I not family with PL/SQL. Can anyone explain why I can’t do the following?
BEGIN
IF TRUE THEN
CREATE INDEX TestIndex ON SomeTable (SomeColumn);
END IF;
END;
I would get the following error:
Error report:
ORA-06550: line 3, column 5:
PLS-00103: Encountered the symbol “CREATE” when expecting one of the following:
begin case declare exit for goto if loop mod null pragma
raise return select update while with
<<
close current delete fetch lock insert open rollback
savepoint set sql execute commit forall merge pipe
06550. 00000 – “line %s, column %s:\n%s”
*Cause: Usually a PL/SQL compilation error.
*Action:
The only way I can by pass this error is do dynamic sql:
BEGIN
IF TRUE THEN
EXECUTE IMMEDIATE 'CREATE INDEX TestIndex ON SomeTable (SomeColumn)';
END IF;
END;
Oracle doesn’t allow DDL in a PL/SQL block as static SQL so you’ve identified the only workaround (well, technically, you could use DBMS_SQL rather than EXECUTE IMMEDIATE but you’d still be dealing with dynamic SQL).

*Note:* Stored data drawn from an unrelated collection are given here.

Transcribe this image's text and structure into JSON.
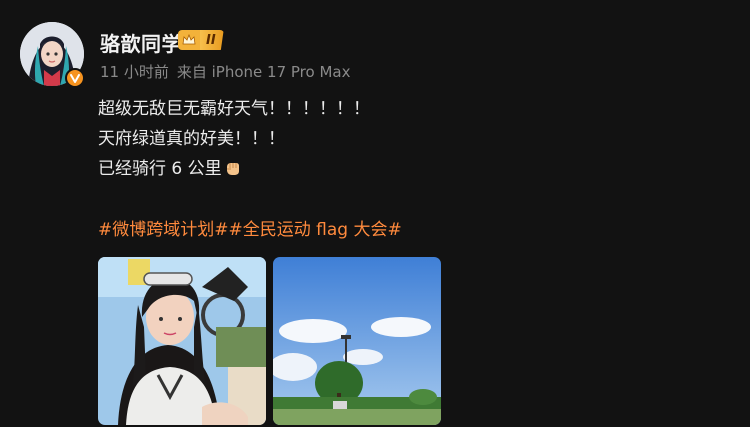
{
  "user": {
    "name": "骆歆同学",
    "level_label": "II",
    "verified_color": "#f6931f",
    "avatar_icon": "avatar-portrait-icon",
    "badge_icon": "crown-icon"
  },
  "meta": {
    "time": "11 小时前",
    "source": "来自 iPhone 17 Pro Max"
  },
  "content": {
    "lines": [
      "超级无敌巨无霸好天气！！！！！！",
      "天府绿道真的好美！！！",
      "已经骑行 6 公里"
    ],
    "trailing_icon": "fist-emoji-icon"
  },
  "tags": [
    "#微博跨域计划#",
    "#全民运动 flag 大会#"
  ],
  "accent_color": "#ff8a3d",
  "photos": [
    {
      "name": "selfie-photo"
    },
    {
      "name": "landscape-photo"
    }
  ]
}
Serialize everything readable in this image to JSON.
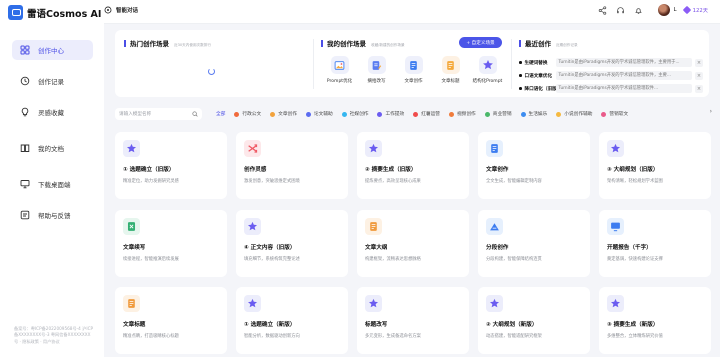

I don’t know that there is any technical reason that they couldn’t allow DDL in static SQL. But since 99% of the time you shouldn’t be doing DDL in a stored procedure– creating objects is something that would almost exclusively be done when you’re doing a deployment rather than at runtime– forcing people to use dynamic SQL makes developers pause to consider whether they’re really in that 1% of cases where such a thing makes sense.